As already said more than once here: WASM is lacking needed features. (For example memory fence instructions).
Any GC build in WASM will be extremely slow and inefficient. It will be also a stop-the-world GC. Because you can't build anything else.
GC implemented in WASM is at the moment completely impracticable.
Sure, you "can" do it still. But that's like building a banking application in Brainfuck. You can do that. In theory. Maybe even someone did it "for real". All this does not matter. It's brainfuck.
And that's not only the GC.
VM runtimes, and JITs need some more features to be implemented efficiently.
WASM is also lacking those features (like computed go-to).
Bottom line is: It's impossible to implement a VM in the WASM VM even remotely acceptable.
This is also backed by data:
I've showed already the catastrophic performance of Blazor. (And this is something where millions of dollars went for years to make it even "work".)
> We're talking about garbage collection though, this will always be inefficient
Come on, it is a ridiculous claim. GCs can run completely concurrently with the actual code with barely any coordination between the runtime and the running code - they basically make allocation’s and deallocation’s costs asymptotically zero.

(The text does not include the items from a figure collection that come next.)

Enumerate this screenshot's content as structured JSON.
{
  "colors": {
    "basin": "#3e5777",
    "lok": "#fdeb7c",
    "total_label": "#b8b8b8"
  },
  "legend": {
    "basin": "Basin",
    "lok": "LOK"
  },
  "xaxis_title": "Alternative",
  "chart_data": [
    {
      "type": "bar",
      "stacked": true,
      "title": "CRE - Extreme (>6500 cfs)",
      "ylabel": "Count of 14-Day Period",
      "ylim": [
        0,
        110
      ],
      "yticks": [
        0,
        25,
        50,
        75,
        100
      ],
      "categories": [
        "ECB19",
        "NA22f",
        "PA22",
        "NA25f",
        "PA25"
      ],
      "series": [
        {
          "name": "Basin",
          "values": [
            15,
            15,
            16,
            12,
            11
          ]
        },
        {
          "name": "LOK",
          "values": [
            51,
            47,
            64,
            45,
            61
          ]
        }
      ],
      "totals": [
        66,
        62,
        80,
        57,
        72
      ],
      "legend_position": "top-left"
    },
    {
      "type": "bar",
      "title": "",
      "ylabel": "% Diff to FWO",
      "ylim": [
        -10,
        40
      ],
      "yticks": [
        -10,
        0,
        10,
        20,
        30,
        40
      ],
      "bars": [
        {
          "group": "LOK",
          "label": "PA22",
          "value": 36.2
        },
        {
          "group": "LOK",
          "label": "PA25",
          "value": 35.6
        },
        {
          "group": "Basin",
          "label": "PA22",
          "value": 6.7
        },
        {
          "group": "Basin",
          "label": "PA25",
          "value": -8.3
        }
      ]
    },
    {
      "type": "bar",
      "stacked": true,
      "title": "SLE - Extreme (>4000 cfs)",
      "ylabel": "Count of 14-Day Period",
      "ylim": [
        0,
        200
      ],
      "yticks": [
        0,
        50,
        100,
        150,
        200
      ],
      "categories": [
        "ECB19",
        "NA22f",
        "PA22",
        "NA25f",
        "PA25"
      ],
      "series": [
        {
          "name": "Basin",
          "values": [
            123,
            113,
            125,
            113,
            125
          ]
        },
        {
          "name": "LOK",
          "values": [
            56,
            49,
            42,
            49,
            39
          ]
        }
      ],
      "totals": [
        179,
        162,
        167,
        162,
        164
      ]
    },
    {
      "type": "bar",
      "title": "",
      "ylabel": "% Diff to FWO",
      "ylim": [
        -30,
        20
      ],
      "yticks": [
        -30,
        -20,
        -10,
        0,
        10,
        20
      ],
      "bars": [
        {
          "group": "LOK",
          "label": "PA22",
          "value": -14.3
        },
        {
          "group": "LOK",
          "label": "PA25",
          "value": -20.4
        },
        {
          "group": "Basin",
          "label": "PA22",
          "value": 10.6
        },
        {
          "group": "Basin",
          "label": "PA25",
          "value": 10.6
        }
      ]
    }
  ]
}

You do not believe that manual allocations are free, right?
The whole point of explicit memory management is to avoid memory allocation and deallocation calls in the first place (by controlling where and when allocation/deallocation exactly happens, and that should not be anywhere near a hot code path). And with that, allocator performance doesn't really matter anymore (that's also why 'fast' memory allocators like mimalloc or jemalloc are really kinda pointless, if those make a measurable performance difference, than the code is already calling the alloc/free functions way too often.
> explicit memory management is to avoid memory allocation and deallocation calls in the first place
No, it isn’t. Memory management.
Also, so you want to write code with hardcoded sizes for everything or what? Yeah, I surely want programs that die on a string of length 35 because only 32 were allocated upfront.
Also, managed languages can have hot loops without any allocation going on, you know right?
You really need to spend a bit of time to educate yourself and tinker a bit with manual memory management (there's a bit more to it than just calling malloc/free each time you need to grab 35 bytes of memory).
Thank you very much, I’m quite familiar with it. As are professionals who write those GC systems we are talking about, probably much much more so than any of us.